Fin al reinado de alias “Balacho” en el sur de La Guajira: cae el presunto jefe de un ejército de 5.000 sicarios


Tras un sigiloso operativo en Barrancas, la Policía desmanteló el brazo armado de la red vinculada a ‘Kiko’ Gómez y ‘Marquitos’ Figueroa; la comunidad, en vilo, exige que el detenido sea procesado en Bogotá.

Las autoridades en el departamento de La Guajira confirmaron un golpe contundente contra las estructuras criminales que aún operan en la región. En un operativo de inteligencia que se venía gestando desde hace varias semanas, unidades especializadas de la Policía lograron la captura de Pedro Enrique Ospino Cobo, conocido en el mundo delictivo bajo el alias de “Balacho”.

A este hombre se le señala de ser el presunto jefe de sicarios de una organización criminal de alto impacto. Según los reportes oficiales, esta estructura mantiene vínculos directos con los exjefes del narcotráfico Juan Francisco Gómez Cerchar, alias “Kiko Gómez”, y Marcos de Jesús Figueroa, más conocido como “Marquitos”.

La detención de alias “Balacho” no fue un hecho fortuito. Los investigadores le seguían el rastro de cerca, logrando interceptarlo finalmente en el corregimiento de San Pedro, jurisdicción del municipio de Barrancas. El despliegue policial fue preciso, cerrando el cerco sobre uno de los hombres más buscados por su presunta participación en múltiples delitos de gravedad.

Un control criminal en la frontera y el Caribe

De acuerdo con los documentos judiciales que sustentan la investigación, la estructura criminal a la que pertenecería Ospino Cobo logró consolidar un dominio peligroso en varios municipios del sur de La Guajira. Esta zona resultó estratégica para sus operaciones debido a la facilidad de movimiento que ofrece la cercanía con la frontera con Venezuela.
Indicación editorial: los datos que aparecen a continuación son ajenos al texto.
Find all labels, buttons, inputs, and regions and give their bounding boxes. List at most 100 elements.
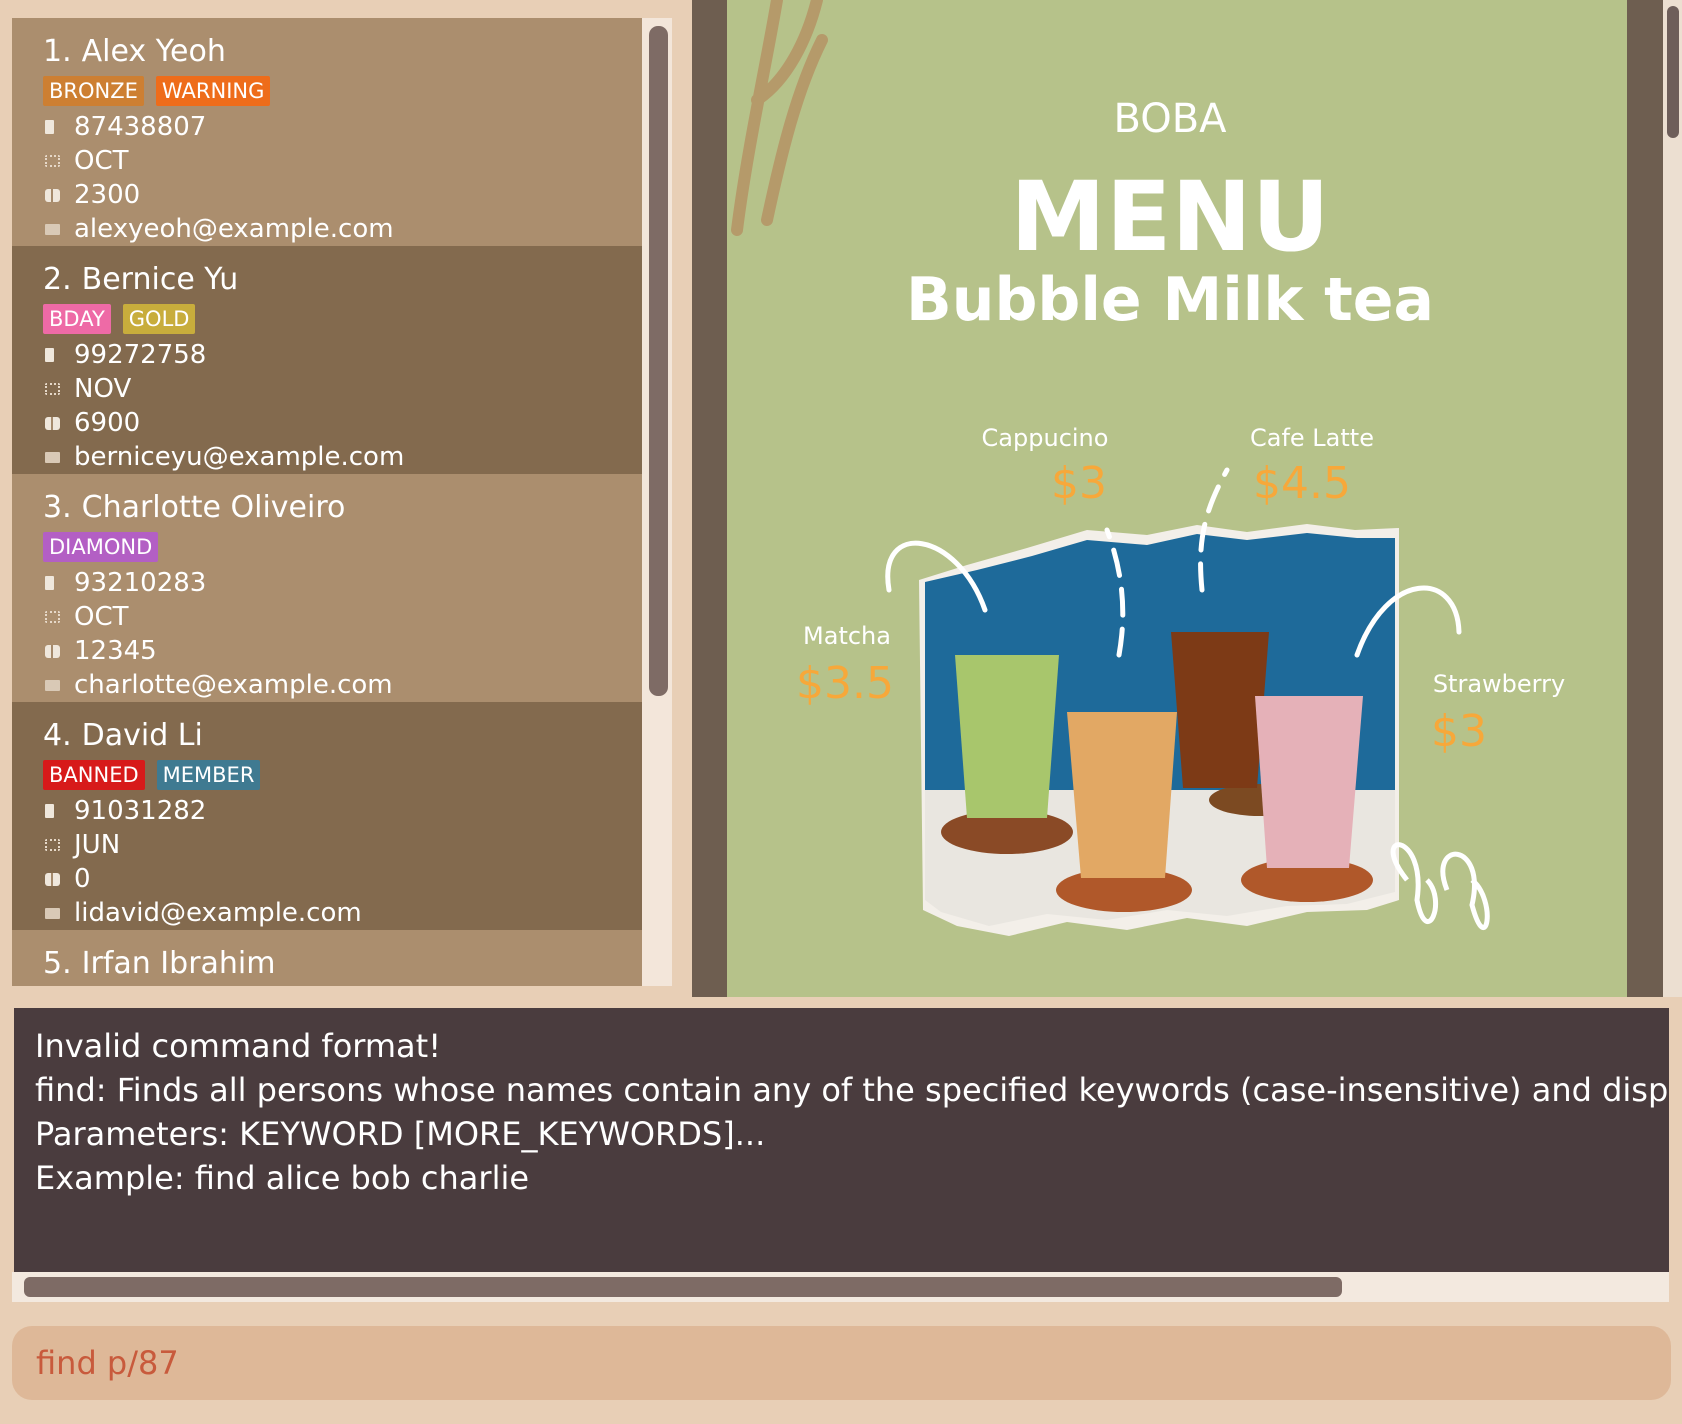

Ese control territorial no solo se limitaba a las zonas fronterizas. La organización también aprovechaba las rutas históricas hacia el mar Caribe, las cuales han sido utilizadas tradicionalmente para el desarrollo de actividades ilegales. Bajo este esquema, alias “Balacho” habría liderado las acciones violentas necesarias para mantener el poder en estos corredores, teniendo presuntamente bajo su mando a unos 5.000 sicarios para ejecutar las órdenes de la organización.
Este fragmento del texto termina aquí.